In the United States, the AKC sponsors 14,000 competitive dog shows and performance events each year. Dog show judges evaluate a dog’s conformation to its breed standard—an official physical description of the ideal specimen for a particular breed—and compare the dog with other dogs at the show. Most show dogs are competing for points toward their championship. At a large dog show, such as the Westminster Kennel Club show held over two days in New York City each February, a field of thousands of dogs is progressively thinned to a single Best in Show winner.

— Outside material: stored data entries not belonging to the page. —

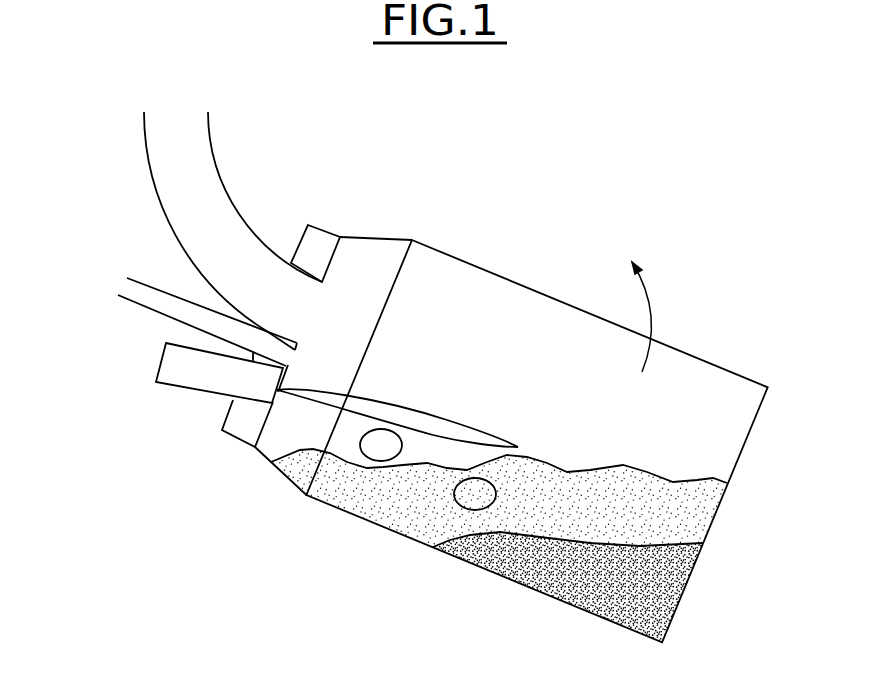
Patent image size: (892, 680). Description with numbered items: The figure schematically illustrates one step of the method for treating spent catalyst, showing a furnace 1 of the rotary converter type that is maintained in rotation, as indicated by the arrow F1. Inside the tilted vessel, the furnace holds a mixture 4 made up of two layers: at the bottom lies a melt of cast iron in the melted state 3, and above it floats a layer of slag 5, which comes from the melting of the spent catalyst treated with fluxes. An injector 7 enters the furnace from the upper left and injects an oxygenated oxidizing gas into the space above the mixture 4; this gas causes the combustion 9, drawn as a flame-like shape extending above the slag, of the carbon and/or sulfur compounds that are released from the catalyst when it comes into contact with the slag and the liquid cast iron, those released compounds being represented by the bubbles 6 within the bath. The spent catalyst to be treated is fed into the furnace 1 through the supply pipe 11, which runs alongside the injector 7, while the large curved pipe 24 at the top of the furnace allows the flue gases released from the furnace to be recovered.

The furnace 1 is at (483, 578).
The melt of cast iron in the melted state 3 is at (579, 587).
The mixture 4 is at (537, 545).
The layer of slag 5 is at (712, 512).
The bubbles 6 is at (381, 445).
The injector 7 is at (165, 365).
The combustion 9 is at (408, 420).
The supply pipe 11 is at (141, 290).
The pipe 24 is at (242, 212).
The arrow F1 is at (652, 316).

A poodle submits to having its fur trimmed. The clipping of poodles originated as a method of reducing drag while the dog was swimming. Trimming is often a requirement for dogs that are entered in shows.
A variety of performance events are held that seek to provide dogs with an opportunity to perform the function for which they were originally bred. For instance, a saluki, a hound dog, may enter a lure coursing event to demonstrate its skill at pursuing swift prey. Small terriers may vocalize and lunge into a tunnel after “quarry” at an earth dog trial. Bloodhounds may follow a scent laid down by handlers at a tracking test. The puli, a herding dog, may gather a flock of sheep at a herding trial. Many performance events offer increasing levels of difficulty that are reflected in a range of titles. Once earned, these titles are entered into a dog’s permanent AKC record. Whether people choose to enter their dogs in formal competition, work with them, or simply enjoy their companionship, all dogs thrive on the bond that is fostered by a caring owner.